Durante su reunión con Ardizzone se mostró hábil, sagaz, brillante y amablemente expeditivo como nunca antes. A Ardizzone, viendo cómo caían uno a uno todos los argumentos que aducía para justificar su voluntad de cambiar de entidad bancaria, no le quedó más remedio que aceptar la razonable propuesta que él le hacía. Una hora y media después de haber pasado por delante del motel, se encontró de nuevo en el mismo sitio. A la derecha, la carretera estaba flanqueada por un seto bastante alto y tupido de ciruelo silvestre. Dio marcha atrás, pasó por encima de un arcén poco profundo y estacionó el coche unos metros más allá, en un hueco del seto, a resguardo de miradas curiosas y con una buena vista de la entrada del motel. No había ningún coche en la explanada, pero estaba seguro de que su mujer se encontraba todavía dentro. Había transcurrido poco tiempo; seguramente Adele y su amante aún estaban retozando en la cama. Porque Adele necesitaba una hora y media sólo para empezar.
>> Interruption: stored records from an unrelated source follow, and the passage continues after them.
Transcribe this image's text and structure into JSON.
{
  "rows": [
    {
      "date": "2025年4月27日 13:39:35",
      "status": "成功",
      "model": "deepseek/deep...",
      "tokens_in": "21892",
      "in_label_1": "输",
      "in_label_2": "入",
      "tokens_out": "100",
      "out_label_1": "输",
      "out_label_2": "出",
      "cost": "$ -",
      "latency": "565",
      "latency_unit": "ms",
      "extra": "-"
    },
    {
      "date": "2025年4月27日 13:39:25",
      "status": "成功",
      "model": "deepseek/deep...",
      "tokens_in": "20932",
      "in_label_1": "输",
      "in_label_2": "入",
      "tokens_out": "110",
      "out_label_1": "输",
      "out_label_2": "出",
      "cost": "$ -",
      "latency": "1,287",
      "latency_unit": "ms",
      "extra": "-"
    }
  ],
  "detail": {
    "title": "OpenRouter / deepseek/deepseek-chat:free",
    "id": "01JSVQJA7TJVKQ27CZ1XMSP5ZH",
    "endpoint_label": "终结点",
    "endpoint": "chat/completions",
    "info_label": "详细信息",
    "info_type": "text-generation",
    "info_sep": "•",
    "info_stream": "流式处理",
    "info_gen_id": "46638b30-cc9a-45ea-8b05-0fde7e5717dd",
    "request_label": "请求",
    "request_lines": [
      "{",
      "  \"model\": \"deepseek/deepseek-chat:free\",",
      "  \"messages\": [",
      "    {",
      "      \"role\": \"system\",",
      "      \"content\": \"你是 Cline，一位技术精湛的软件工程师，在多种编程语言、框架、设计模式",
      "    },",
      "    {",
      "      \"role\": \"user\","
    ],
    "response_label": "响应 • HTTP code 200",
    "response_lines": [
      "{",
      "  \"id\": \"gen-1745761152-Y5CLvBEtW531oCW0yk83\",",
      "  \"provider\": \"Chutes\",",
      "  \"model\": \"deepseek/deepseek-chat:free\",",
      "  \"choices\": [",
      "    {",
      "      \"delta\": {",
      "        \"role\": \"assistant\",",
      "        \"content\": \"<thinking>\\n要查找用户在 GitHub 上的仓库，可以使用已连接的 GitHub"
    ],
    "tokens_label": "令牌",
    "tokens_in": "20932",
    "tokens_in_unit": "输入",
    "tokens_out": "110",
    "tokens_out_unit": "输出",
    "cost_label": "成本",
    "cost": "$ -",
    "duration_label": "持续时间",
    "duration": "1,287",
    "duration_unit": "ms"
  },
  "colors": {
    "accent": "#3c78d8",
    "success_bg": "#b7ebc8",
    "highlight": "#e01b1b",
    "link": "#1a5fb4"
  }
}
– ¡Procura pensar un poco, papá! ¡Entre tú y esa chica hay un cuarto de siglo de diferencia! -le había dicho Luigi casi a gritos-. ¡Reflexiona, por Dios! ¡Tiene la misma edad que yo! -Ella también es viuda, como yo. -¡No digas chorradas, papá! ¡Tú eres un viudo de cincuenta y cinco años, y ella, una viudita de treinta!
Cuando el presidente en persona se lo presentó, Angelo Picco era un joven treintañero y todavía soltero. -Quisiera que lo tomara como ayudante personal para que pueda aprender de alguien con su experiencia. Se lo agradeceré mucho. Él buscó información y se enteró de que el joven era el sobrino predilecto de un alto funcionario del Banco de Italia. Lo tuvo a su lado durante tres meses y al cabo se convenció de que no merecía la pena. No porque Angelo Picco fuera duro de mollera -al contrario, era rápido e inteligente-, sino porque las actividades bancarias le importaban un bledo. Lo único que lo apasionaba eran las motocicletas y todo lo que giraba a su alrededor. Tenía una potente moto con la que iba al banco y que aparcaba estratégicamente para poder verla desde su despacho. De vez en cuando se acercaba a los ventanales y le lanzaba una mirada de enamorado. Había guardado en un cajón la cajita con cien tarjetas de visita que el banco le entregó, «Dott. Angelo Picco-Asistente del Vicedirector General», y se había olvidado de ella.